Reviewed by Dr. Michael Burke
Picard M, et al. J Allergy Clin Immunol. 2015 Oct 19; 137(4):1154-1164
Anti-neoplastics are among the leading causes of fatal anaphylactic reactions in the United States with taxanes leading as the most frequent causative agent. Due to the dependency on taxane therapy, desensitization protocols have emerged for the delivery of chemotherapy in the setting of potentially fatal hypersensitivity reactions. The present study sought to risk stratify patients with history of taxane hypersensitivity by both reaction severity and skin-testing into either desensitization or challenge and to identify patients who may tolerate conventional protocols on re-exposure. The study population included 164 patients with documented hypersensitivity to paclitaxel (142) and docetaxel (22) with a wide variety of malignancies including ovarian, endometrial, breast, and prostate. Nearly all (106/110) patients with history of positive or equivocal skin test to taxane were submitted initially to desensitization with 23 progressing to intermediate dosage challenge and 13 tolerating all successive regimens and resuming full-dose infusion protocol. Of the patients with negative skin testing, 2 of 13 with history of severe reaction tolerated desensitization and were able to progress to challenge; the mixed cohort of prior moderate reactions and desensitization graduates yielded 22 patients of which 16 tolerated challenge; those 16 joined 5 skin test negative patients with history of mild reaction, all of which tolerated resumption of conventional protocol. The majority of patients followed tolerated re-exposure well with 89/138 without recurrent reaction and 31% with mild hypersensitivity or delayed reaction, most commonly flushing, and notably no instances of anaphylaxis. Patients with a history of atopic disease (31% of cohort) were more likely to suffer recurrent hypersensitivity reaction on re-exposure during desensitization or challenge as were those with history of gynecological malignancy.

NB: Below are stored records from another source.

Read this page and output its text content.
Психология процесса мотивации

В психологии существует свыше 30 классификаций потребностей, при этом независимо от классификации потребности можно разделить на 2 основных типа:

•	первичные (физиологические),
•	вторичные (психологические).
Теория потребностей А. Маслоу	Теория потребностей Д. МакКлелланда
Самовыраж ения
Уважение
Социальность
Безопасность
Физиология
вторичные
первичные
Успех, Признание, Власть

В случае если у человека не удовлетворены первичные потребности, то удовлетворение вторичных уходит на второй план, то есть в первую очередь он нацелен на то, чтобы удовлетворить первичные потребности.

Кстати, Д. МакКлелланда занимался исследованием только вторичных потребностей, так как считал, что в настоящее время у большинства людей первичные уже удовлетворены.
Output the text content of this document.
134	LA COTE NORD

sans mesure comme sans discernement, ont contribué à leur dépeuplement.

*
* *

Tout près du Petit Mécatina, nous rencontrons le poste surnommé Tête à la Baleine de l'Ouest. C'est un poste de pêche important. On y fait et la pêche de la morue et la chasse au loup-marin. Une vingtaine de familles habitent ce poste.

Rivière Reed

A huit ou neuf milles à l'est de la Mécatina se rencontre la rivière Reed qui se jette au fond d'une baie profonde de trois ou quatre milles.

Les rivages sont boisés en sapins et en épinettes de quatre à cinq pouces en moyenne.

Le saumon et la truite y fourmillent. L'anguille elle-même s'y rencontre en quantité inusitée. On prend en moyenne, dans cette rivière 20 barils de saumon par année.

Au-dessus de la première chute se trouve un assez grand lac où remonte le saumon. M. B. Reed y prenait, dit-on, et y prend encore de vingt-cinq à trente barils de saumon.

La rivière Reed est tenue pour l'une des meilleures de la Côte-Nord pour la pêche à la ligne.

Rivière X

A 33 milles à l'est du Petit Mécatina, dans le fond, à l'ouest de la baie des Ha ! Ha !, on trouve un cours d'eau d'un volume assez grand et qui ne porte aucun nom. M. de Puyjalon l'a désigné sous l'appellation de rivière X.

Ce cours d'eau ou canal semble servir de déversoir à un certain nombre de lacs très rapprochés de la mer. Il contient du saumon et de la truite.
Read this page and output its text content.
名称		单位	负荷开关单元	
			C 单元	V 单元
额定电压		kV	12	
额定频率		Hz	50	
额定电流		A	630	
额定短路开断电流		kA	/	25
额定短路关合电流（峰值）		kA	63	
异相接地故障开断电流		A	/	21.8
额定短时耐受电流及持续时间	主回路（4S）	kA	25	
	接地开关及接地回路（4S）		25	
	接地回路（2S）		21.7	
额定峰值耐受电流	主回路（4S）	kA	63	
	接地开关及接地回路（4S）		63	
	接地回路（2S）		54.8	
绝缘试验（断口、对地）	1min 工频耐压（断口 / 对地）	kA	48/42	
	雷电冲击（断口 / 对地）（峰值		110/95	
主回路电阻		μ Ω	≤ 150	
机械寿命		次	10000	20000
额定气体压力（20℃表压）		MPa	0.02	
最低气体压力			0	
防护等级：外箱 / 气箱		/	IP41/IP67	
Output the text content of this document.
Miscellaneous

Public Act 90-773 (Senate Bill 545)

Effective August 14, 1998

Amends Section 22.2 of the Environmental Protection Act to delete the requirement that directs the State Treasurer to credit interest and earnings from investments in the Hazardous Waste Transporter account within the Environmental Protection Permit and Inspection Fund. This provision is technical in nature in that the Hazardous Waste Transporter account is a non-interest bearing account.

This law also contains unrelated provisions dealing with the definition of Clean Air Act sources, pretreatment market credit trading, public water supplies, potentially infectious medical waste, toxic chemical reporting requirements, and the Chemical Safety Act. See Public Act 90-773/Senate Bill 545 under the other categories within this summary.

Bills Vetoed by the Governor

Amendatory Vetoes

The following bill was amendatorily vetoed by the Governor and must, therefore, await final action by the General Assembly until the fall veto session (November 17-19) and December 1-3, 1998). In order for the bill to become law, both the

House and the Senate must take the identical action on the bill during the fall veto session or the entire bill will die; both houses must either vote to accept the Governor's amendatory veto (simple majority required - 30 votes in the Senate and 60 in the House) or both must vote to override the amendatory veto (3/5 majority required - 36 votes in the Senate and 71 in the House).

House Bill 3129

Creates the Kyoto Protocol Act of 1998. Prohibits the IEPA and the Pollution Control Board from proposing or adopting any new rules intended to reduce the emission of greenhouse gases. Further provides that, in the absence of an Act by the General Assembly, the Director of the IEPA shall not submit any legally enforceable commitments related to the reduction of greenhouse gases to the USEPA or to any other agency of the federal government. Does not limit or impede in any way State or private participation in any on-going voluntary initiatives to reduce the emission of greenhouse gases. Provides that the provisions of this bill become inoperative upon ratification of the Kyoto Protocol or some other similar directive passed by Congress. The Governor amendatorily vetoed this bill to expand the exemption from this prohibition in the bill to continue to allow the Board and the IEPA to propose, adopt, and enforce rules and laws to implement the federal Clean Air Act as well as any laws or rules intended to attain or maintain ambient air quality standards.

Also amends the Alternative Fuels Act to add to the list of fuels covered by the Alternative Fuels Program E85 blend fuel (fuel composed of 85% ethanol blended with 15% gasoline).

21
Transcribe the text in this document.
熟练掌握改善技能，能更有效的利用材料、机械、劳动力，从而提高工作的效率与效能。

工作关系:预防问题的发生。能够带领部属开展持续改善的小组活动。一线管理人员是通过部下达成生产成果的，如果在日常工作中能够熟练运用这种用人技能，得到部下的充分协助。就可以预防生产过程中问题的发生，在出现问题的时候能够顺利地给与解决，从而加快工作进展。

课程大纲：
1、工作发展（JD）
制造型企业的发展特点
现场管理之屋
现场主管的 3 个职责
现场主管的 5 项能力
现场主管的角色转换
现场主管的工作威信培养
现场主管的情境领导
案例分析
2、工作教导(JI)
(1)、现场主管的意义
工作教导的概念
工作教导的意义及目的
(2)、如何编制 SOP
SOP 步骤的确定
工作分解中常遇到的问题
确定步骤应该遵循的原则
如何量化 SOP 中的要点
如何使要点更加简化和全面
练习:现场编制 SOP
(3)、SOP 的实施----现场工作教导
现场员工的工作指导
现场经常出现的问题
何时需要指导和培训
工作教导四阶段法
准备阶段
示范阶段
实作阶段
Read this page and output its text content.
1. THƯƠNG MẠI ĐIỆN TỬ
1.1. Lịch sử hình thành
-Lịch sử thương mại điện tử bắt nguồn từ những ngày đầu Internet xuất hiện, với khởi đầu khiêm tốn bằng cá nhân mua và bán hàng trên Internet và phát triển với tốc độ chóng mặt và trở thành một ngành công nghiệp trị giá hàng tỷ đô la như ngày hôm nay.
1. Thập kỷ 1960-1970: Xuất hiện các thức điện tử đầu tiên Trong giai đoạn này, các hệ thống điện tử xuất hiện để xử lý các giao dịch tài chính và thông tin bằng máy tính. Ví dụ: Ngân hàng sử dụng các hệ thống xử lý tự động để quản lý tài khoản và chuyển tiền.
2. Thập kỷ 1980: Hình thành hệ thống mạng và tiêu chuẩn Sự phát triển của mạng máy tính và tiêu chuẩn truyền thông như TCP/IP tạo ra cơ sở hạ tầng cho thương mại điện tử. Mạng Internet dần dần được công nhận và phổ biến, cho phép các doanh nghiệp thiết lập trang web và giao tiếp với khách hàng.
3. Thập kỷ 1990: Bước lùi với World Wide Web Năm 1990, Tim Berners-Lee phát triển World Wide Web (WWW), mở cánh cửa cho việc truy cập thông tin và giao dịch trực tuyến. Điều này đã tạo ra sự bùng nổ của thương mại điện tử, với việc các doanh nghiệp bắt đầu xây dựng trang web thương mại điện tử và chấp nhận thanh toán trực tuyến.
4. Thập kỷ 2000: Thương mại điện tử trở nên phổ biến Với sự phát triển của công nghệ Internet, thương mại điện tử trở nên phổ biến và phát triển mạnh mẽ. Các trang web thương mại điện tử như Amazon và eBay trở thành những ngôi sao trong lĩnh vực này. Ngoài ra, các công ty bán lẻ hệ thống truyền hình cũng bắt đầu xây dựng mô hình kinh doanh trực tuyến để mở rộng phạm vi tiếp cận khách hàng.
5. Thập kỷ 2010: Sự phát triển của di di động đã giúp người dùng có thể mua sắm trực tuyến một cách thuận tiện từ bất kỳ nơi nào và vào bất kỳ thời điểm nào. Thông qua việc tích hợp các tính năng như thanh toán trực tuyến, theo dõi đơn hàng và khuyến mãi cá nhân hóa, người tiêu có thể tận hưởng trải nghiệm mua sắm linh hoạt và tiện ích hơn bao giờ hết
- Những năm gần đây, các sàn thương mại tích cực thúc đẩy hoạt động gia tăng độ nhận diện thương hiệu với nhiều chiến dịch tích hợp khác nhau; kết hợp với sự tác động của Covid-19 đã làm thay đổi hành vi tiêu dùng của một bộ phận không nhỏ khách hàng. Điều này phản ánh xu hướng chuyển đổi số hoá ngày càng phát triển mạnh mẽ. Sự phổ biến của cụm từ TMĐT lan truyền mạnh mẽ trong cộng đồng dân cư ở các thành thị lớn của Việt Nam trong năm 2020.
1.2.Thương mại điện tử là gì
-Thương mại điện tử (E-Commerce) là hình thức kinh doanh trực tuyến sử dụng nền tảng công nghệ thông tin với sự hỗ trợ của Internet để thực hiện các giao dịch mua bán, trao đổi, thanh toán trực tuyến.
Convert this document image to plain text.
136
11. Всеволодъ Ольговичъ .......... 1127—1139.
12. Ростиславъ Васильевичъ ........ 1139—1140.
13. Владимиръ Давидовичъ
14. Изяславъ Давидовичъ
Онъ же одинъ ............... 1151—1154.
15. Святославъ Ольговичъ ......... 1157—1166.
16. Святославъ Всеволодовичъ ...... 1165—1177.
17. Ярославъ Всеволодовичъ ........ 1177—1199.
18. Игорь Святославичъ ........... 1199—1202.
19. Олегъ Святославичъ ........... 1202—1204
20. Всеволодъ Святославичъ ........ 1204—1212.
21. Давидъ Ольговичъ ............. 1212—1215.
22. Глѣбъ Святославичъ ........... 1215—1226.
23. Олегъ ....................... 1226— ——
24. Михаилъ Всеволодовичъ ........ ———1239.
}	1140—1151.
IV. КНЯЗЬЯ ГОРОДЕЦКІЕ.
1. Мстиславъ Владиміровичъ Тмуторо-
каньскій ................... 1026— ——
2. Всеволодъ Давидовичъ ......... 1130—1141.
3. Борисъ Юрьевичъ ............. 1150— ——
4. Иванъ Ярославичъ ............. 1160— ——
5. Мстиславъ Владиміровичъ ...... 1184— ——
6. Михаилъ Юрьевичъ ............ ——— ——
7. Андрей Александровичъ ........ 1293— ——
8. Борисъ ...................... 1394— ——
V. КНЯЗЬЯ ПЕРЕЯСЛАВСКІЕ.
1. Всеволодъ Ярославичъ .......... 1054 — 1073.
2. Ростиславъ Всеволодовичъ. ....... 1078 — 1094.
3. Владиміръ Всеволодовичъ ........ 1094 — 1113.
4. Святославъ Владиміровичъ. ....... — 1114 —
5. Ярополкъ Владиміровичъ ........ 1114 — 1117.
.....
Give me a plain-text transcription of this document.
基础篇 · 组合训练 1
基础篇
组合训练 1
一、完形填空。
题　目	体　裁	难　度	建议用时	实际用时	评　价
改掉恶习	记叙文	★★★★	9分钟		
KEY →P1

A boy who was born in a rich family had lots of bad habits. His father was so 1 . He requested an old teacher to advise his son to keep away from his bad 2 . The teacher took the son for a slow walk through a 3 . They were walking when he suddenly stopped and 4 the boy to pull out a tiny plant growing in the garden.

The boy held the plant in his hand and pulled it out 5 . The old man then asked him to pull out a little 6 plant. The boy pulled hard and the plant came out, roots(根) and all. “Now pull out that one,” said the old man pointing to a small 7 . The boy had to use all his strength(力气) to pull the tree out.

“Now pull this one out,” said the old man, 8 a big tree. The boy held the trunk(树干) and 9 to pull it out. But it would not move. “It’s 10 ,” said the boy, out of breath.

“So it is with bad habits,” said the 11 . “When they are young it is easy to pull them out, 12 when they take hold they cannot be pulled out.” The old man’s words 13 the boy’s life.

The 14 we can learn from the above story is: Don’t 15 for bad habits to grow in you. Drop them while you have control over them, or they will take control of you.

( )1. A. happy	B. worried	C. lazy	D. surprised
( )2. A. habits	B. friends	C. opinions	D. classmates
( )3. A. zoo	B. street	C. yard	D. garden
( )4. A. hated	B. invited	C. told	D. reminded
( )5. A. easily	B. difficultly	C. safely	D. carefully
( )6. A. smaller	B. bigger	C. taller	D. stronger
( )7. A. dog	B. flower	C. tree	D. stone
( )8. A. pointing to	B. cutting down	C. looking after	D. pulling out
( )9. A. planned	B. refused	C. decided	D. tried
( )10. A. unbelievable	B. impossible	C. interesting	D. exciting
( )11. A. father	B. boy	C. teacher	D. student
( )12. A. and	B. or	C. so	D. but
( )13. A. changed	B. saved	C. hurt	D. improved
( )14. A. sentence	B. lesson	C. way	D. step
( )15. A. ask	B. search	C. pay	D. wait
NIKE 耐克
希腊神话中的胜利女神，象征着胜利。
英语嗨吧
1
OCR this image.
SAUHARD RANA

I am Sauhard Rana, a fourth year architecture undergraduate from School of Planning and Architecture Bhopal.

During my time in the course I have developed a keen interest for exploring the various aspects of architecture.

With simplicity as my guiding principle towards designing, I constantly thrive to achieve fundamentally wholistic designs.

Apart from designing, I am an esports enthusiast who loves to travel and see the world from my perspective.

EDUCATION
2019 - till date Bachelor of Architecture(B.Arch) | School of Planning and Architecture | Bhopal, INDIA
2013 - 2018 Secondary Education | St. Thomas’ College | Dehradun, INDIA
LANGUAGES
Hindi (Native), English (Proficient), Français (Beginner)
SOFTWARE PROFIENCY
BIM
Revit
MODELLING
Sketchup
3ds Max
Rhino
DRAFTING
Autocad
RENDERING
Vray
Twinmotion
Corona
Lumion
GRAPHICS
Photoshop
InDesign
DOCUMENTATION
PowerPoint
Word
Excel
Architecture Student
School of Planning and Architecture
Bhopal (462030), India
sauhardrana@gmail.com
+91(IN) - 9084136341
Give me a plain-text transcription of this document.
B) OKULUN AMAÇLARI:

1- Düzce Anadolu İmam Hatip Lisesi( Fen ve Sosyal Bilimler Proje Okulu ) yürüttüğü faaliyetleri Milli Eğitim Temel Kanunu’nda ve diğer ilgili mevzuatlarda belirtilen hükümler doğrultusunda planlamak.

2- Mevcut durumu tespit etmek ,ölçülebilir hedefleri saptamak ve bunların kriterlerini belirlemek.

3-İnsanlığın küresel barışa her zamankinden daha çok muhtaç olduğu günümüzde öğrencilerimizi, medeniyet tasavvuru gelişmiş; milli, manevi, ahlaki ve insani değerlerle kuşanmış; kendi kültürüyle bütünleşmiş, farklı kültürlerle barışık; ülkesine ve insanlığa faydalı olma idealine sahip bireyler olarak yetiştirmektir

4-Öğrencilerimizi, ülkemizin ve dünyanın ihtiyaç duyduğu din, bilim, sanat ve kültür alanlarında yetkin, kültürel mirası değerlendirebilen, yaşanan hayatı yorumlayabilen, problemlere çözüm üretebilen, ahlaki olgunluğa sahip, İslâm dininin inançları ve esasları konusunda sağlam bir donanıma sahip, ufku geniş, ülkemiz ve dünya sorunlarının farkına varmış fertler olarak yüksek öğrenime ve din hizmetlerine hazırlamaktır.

Towards their primary endpoint the authors were successful in the resumption of full-dose infusions in 22% of the total cohort without a single episode of severe reaction; this latter point is notable as more aggressive protocols favoring rapid re-challenge have been reported with greater success rates (40-89%), however, with a 1-8% incidence of anaphylaxis on re-exposure and 2 documented cases of death in smaller cohorts. A significant proportion was not advanced from desensitization to challenge due to changes in the protocol implemented mid-study rather than inherent failure of the algorithm, ultimately affecting the reported success rate. While the present study provides data on likelihood to resume conventional infusions, in the absence of a concomitant comparison, little can be meaningfully claimed towards the superiority of the current risk-stratified algorithm over prior re-challenge approaches.